Although a few past victims sued Reardon’s estate and won modest settlements after his death, the recently filed lawsuits [after the revelations of the child pornography stash] mark the first time St. Francis has been named in any legal action related to Reardon’s activity in the hospital.
So, if the claims are based on the actions of a doctor from the 1960s to 1993, aren’t they too old to be brought? After all, the "normal" statute of limitations on tort claims (that is. actions for negligence or some actions for personal injuries) is three years. Conn. Gen. Stat. Sec, 52-577.
However, one exception to this statute is that for claims based on the personal injury to a minor, including emotional distress, caused by sexual abuse, sexual exploitation or sexual assault, another much longer statute of limitations applies. In such cases, Conn. Gen. Stat. 52-577d, states that claims may be brought up until that person reaches age 48 — potentially extending the statute of limitations for up to four decades. (Technically, its 30 years from the time a person reaches the age of "majority" — which is age 18.)
Notably, this statute of limitations was increased in 2002 to age 48 (up from age 35 that had been in the statute), through the passage of Public Act 02-138. The act appears to take care of the retroactivity question as well, by noting that new statute is "Effective from passage and applicable to any cause of action arising from an incident committed prior to, on or after said date". Thus, claims that may have been untimely in 1995 or 2000, may now be timely.

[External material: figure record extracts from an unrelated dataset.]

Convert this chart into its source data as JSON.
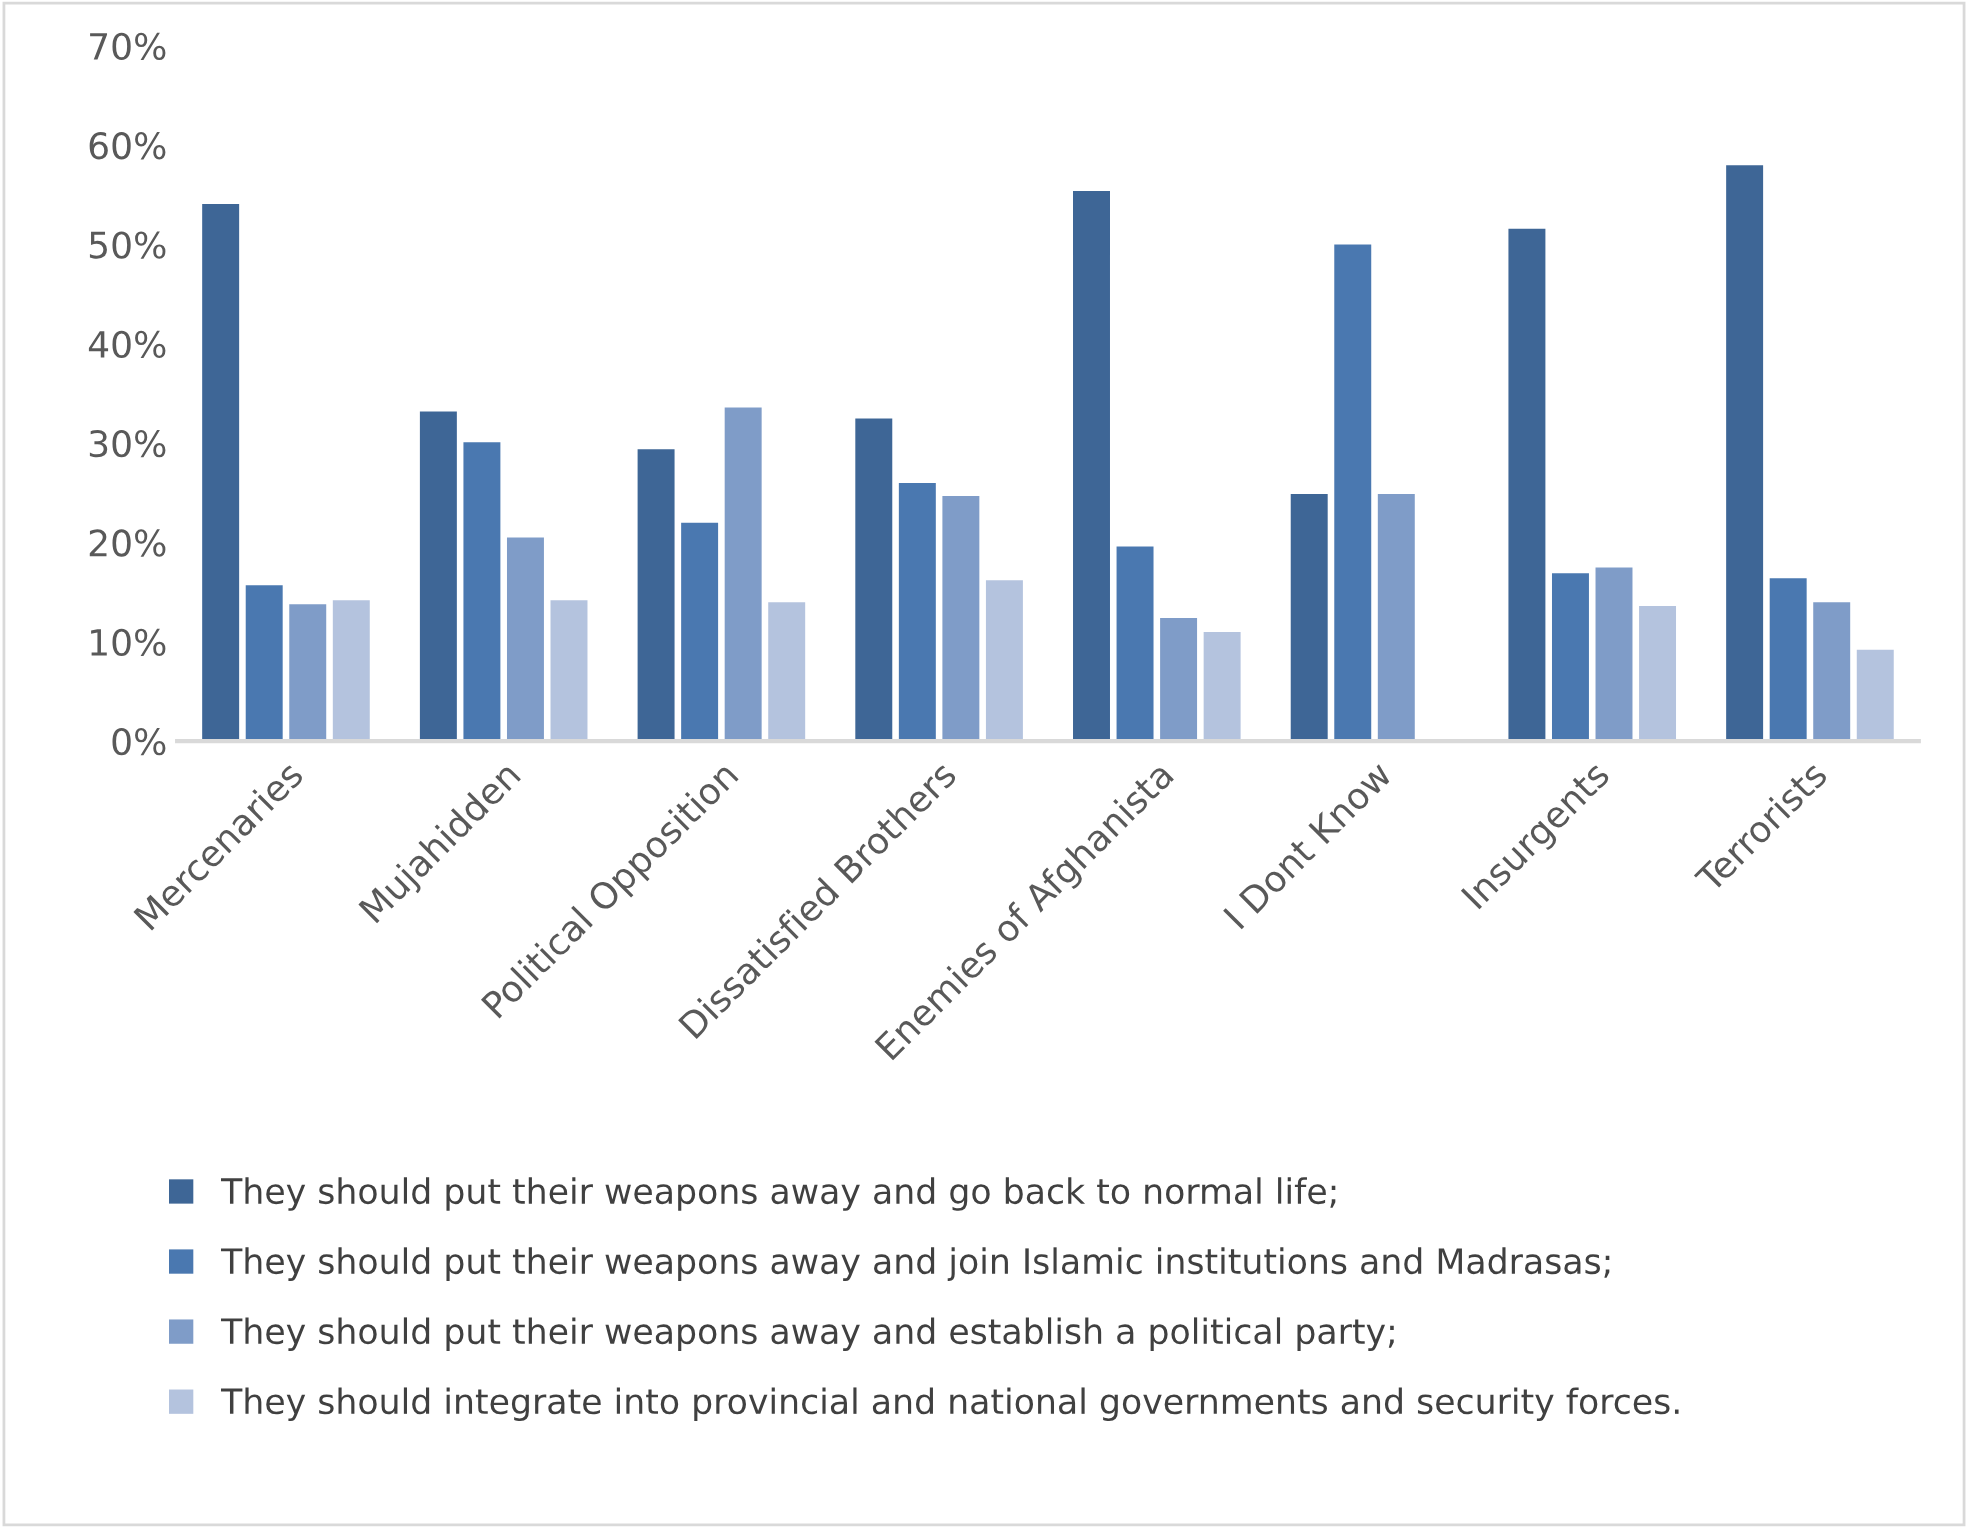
{
  "chart_data": {
    "type": "bar",
    "categories": [
      "Mercenaries",
      "Mujahidden",
      "Political Opposition",
      "Dissatisfied Brothers",
      "Enemies of Afghanista",
      "I Dont Know",
      "Insurgents",
      "Terrorists"
    ],
    "series": [
      {
        "name": "They should put their weapons away and go back to normal life;",
        "color": "#3e6696",
        "values": [
          54.2,
          33.3,
          29.5,
          32.6,
          55.5,
          25.0,
          51.7,
          58.1
        ]
      },
      {
        "name": "They should put their weapons away and join Islamic institutions and Madrasas;",
        "color": "#4a78b0",
        "values": [
          15.8,
          30.2,
          22.1,
          26.1,
          19.7,
          50.1,
          17.0,
          16.5
        ]
      },
      {
        "name": "They should put their weapons away and establish a political party;",
        "color": "#7f9cc8",
        "values": [
          13.9,
          20.6,
          33.7,
          24.8,
          12.5,
          25.0,
          17.6,
          14.1
        ]
      },
      {
        "name": "They should integrate into provincial and national governments and security forces.",
        "color": "#b4c3de",
        "values": [
          14.3,
          14.3,
          14.1,
          16.3,
          11.1,
          null,
          13.7,
          9.3
        ]
      }
    ],
    "ylim": [
      0,
      70
    ],
    "yticks": [
      {
        "value": 0,
        "label": "0%"
      },
      {
        "value": 10,
        "label": "10%"
      },
      {
        "value": 20,
        "label": "20%"
      },
      {
        "value": 30,
        "label": "30%"
      },
      {
        "value": 40,
        "label": "40%"
      },
      {
        "value": 50,
        "label": "50%"
      },
      {
        "value": 60,
        "label": "60%"
      },
      {
        "value": 70,
        "label": "70%"
      }
    ],
    "grid": false,
    "legend": "bottom"
  }
}
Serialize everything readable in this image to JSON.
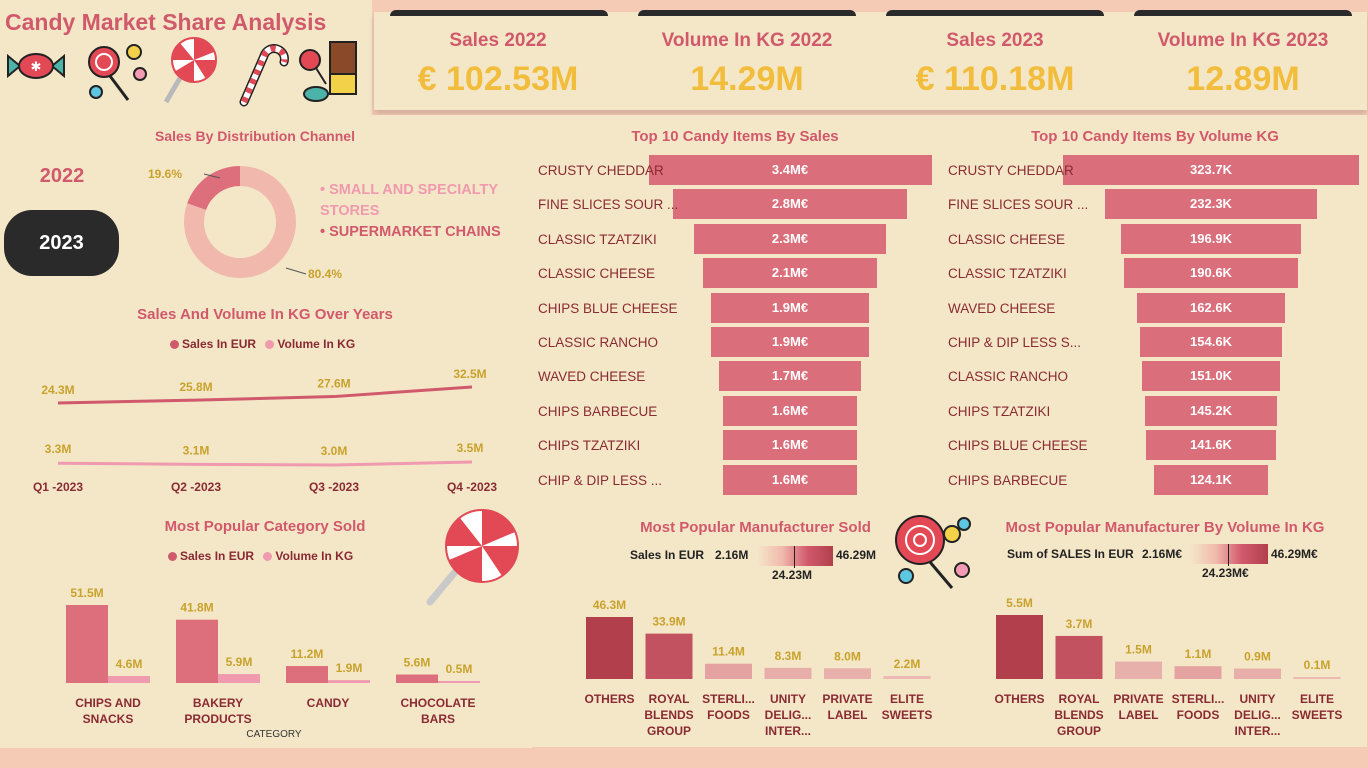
{
  "title": "Candy Market Share Analysis",
  "kpis": [
    {
      "label": "Sales 2022",
      "value": "€ 102.53M"
    },
    {
      "label": "Volume In KG 2022",
      "value": "14.29M"
    },
    {
      "label": "Sales 2023",
      "value": "€ 110.18M"
    },
    {
      "label": "Volume In KG 2023",
      "value": "12.89M"
    }
  ],
  "year_slicer": {
    "options": [
      "2022",
      "2023"
    ],
    "selected": "2023"
  },
  "distribution": {
    "title": "Sales By Distribution Channel",
    "legend": [
      "SMALL AND SPECIALTY STORES",
      "SUPERMARKET CHAINS"
    ],
    "slices": [
      {
        "label": "19.6%",
        "value": 19.6,
        "color": "#dd6f7d"
      },
      {
        "label": "80.4%",
        "value": 80.4,
        "color": "#f1b9ad"
      }
    ]
  },
  "sales_volume_years": {
    "title": "Sales And Volume In KG Over Years",
    "legend": [
      "Sales In EUR",
      "Volume In KG"
    ],
    "quarters": [
      "Q1 -2023",
      "Q2 -2023",
      "Q3 -2023",
      "Q4 -2023"
    ],
    "sales": [
      24.3,
      25.8,
      27.6,
      32.5
    ],
    "sales_labels": [
      "24.3M",
      "25.8M",
      "27.6M",
      "32.5M"
    ],
    "volume": [
      3.3,
      3.1,
      3.0,
      3.5
    ],
    "volume_labels": [
      "3.3M",
      "3.1M",
      "3.0M",
      "3.5M"
    ]
  },
  "category": {
    "title": "Most Popular Category Sold",
    "legend": [
      "Sales In EUR",
      "Volume In KG"
    ],
    "axis_label": "CATEGORY",
    "items": [
      {
        "name": "CHIPS AND SNACKS",
        "sales": 51.5,
        "sales_label": "51.5M",
        "volume": 4.6,
        "volume_label": "4.6M"
      },
      {
        "name": "BAKERY PRODUCTS",
        "sales": 41.8,
        "sales_label": "41.8M",
        "volume": 5.9,
        "volume_label": "5.9M"
      },
      {
        "name": "CANDY",
        "sales": 11.2,
        "sales_label": "11.2M",
        "volume": 1.9,
        "volume_label": "1.9M"
      },
      {
        "name": "CHOCOLATE BARS",
        "sales": 5.6,
        "sales_label": "5.6M",
        "volume": 0.5,
        "volume_label": "0.5M"
      }
    ]
  },
  "top_sales": {
    "title": "Top 10 Candy Items By Sales",
    "items": [
      {
        "name": "CRUSTY CHEDDAR",
        "value": 3.4,
        "label": "3.4M€"
      },
      {
        "name": "FINE SLICES SOUR ...",
        "value": 2.8,
        "label": "2.8M€"
      },
      {
        "name": "CLASSIC TZATZIKI",
        "value": 2.3,
        "label": "2.3M€"
      },
      {
        "name": "CLASSIC CHEESE",
        "value": 2.1,
        "label": "2.1M€"
      },
      {
        "name": "CHIPS BLUE CHEESE",
        "value": 1.9,
        "label": "1.9M€"
      },
      {
        "name": "CLASSIC RANCHO",
        "value": 1.9,
        "label": "1.9M€"
      },
      {
        "name": "WAVED CHEESE",
        "value": 1.7,
        "label": "1.7M€"
      },
      {
        "name": "CHIPS BARBECUE",
        "value": 1.6,
        "label": "1.6M€"
      },
      {
        "name": "CHIPS TZATZIKI",
        "value": 1.6,
        "label": "1.6M€"
      },
      {
        "name": "CHIP & DIP LESS ...",
        "value": 1.6,
        "label": "1.6M€"
      }
    ]
  },
  "top_volume": {
    "title": "Top 10 Candy Items By Volume KG",
    "items": [
      {
        "name": "CRUSTY CHEDDAR",
        "value": 323.7,
        "label": "323.7K"
      },
      {
        "name": "FINE SLICES SOUR ...",
        "value": 232.3,
        "label": "232.3K"
      },
      {
        "name": "CLASSIC CHEESE",
        "value": 196.9,
        "label": "196.9K"
      },
      {
        "name": "CLASSIC TZATZIKI",
        "value": 190.6,
        "label": "190.6K"
      },
      {
        "name": "WAVED CHEESE",
        "value": 162.6,
        "label": "162.6K"
      },
      {
        "name": "CHIP & DIP LESS S...",
        "value": 154.6,
        "label": "154.6K"
      },
      {
        "name": "CLASSIC RANCHO",
        "value": 151.0,
        "label": "151.0K"
      },
      {
        "name": "CHIPS TZATZIKI",
        "value": 145.2,
        "label": "145.2K"
      },
      {
        "name": "CHIPS BLUE CHEESE",
        "value": 141.6,
        "label": "141.6K"
      },
      {
        "name": "CHIPS BARBECUE",
        "value": 124.1,
        "label": "124.1K"
      }
    ]
  },
  "manufacturer_sales": {
    "title": "Most Popular Manufacturer Sold",
    "gradient_label": "Sales In EUR",
    "min_label": "2.16M",
    "mid_label": "24.23M",
    "max_label": "46.29M",
    "items": [
      {
        "name": "OTHERS",
        "value": 46.3,
        "label": "46.3M",
        "color": "#b2404c"
      },
      {
        "name": "ROYAL BLENDS GROUP",
        "value": 33.9,
        "label": "33.9M",
        "color": "#c2525f"
      },
      {
        "name": "STERLI... FOODS",
        "value": 11.4,
        "label": "11.4M",
        "color": "#e4a2a1"
      },
      {
        "name": "UNITY DELIG... INTER...",
        "value": 8.3,
        "label": "8.3M",
        "color": "#e8aea9"
      },
      {
        "name": "PRIVATE LABEL",
        "value": 8.0,
        "label": "8.0M",
        "color": "#e8b0ab"
      },
      {
        "name": "ELITE SWEETS",
        "value": 2.2,
        "label": "2.2M",
        "color": "#ecbab2"
      }
    ]
  },
  "manufacturer_volume": {
    "title": "Most Popular Manufacturer By Volume In KG",
    "gradient_label": "Sum of SALES In EUR",
    "min_label": "2.16M€",
    "mid_label": "24.23M€",
    "max_label": "46.29M€",
    "items": [
      {
        "name": "OTHERS",
        "value": 5.5,
        "label": "5.5M",
        "color": "#b2404c"
      },
      {
        "name": "ROYAL BLENDS GROUP",
        "value": 3.7,
        "label": "3.7M",
        "color": "#c2525f"
      },
      {
        "name": "PRIVATE LABEL",
        "value": 1.5,
        "label": "1.5M",
        "color": "#e8b0ab"
      },
      {
        "name": "STERLI... FOODS",
        "value": 1.1,
        "label": "1.1M",
        "color": "#e4a2a1"
      },
      {
        "name": "UNITY DELIG... INTER...",
        "value": 0.9,
        "label": "0.9M",
        "color": "#e8aea9"
      },
      {
        "name": "ELITE SWEETS",
        "value": 0.1,
        "label": "0.1M",
        "color": "#ecbab2"
      }
    ]
  },
  "colors": {
    "sales": "#d1596c",
    "volume": "#ef9aae",
    "accent": "#f2bd3c"
  }
}
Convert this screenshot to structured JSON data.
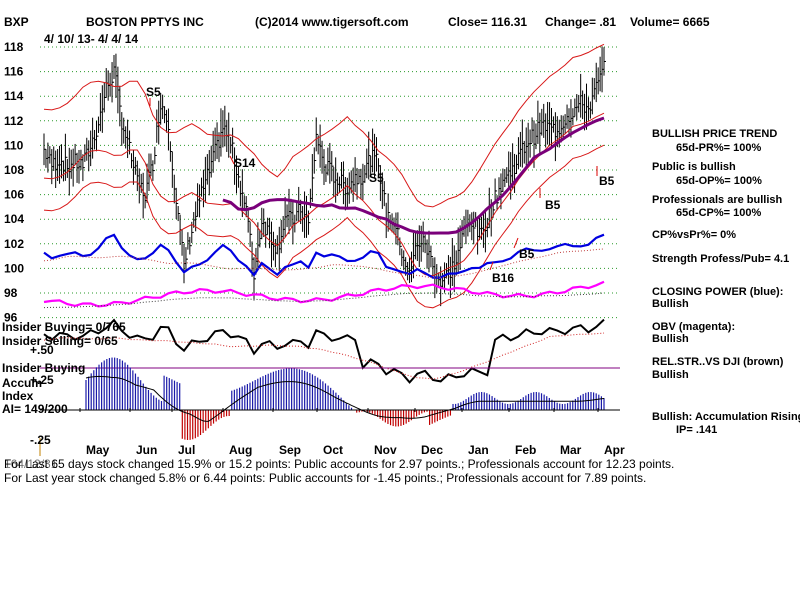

Do the claims against St. Francis Hospital meet these criteria? That’s up to a judge or jury, ultimately. The legal claims and facts of each case are different enough that it’s impractical and irresponsible to paint such cases with the same brush. And considering the lawsuits have only been filed this month, it’s still much to early to tell what is going to happen to these claims. To its credit, St. Francis Hospital has been out front on these issues; its website, for example, contains a detailed statement from its President and CEO and notes that the hospital is already taking steps in response.
But for other employers in the state, these cases should be of concern. Publicity of lawsuits like these could lead to other lawsuits against other employers as well for actions of their former employees. Considering the turnover at many companies, many executives may not be aware that such claims might be lingering out there. A prudent executive or in-house counsel should start asking questions internally now to determine what, if any, exposure exists. Questions can be asked, such as:
Are we aware of any instances where one of our employees was accusing of abuse of a child?
If so, what claims have already been made and what is the potential remaining exposure to such claims?
What steps have we taken to preserve any records of such incidents so that we can defend ourselves if new claims surface in the years to come?
Is there any insurance that we have had or have that might cover such a claim?
Who, within the company, has the institutional knowledge to assist in any defense? If they’ve retired or move on, is there a way to contact these people?
Hospitals, schools, day-care centers are all potentially at higher risk for such claims given their employees’ significant contact with children. As such, the case is also another reminder that background checks on employees — to weed out potential problems before those people work for you — remain a good tool to use in the hiring process, which I’ve discussed before.
By analyzing past exposure and implementing good hiring practices now, employers can get a better grip on their potential exposure to such claims and be prepared if such claims do, unfortunately, arise.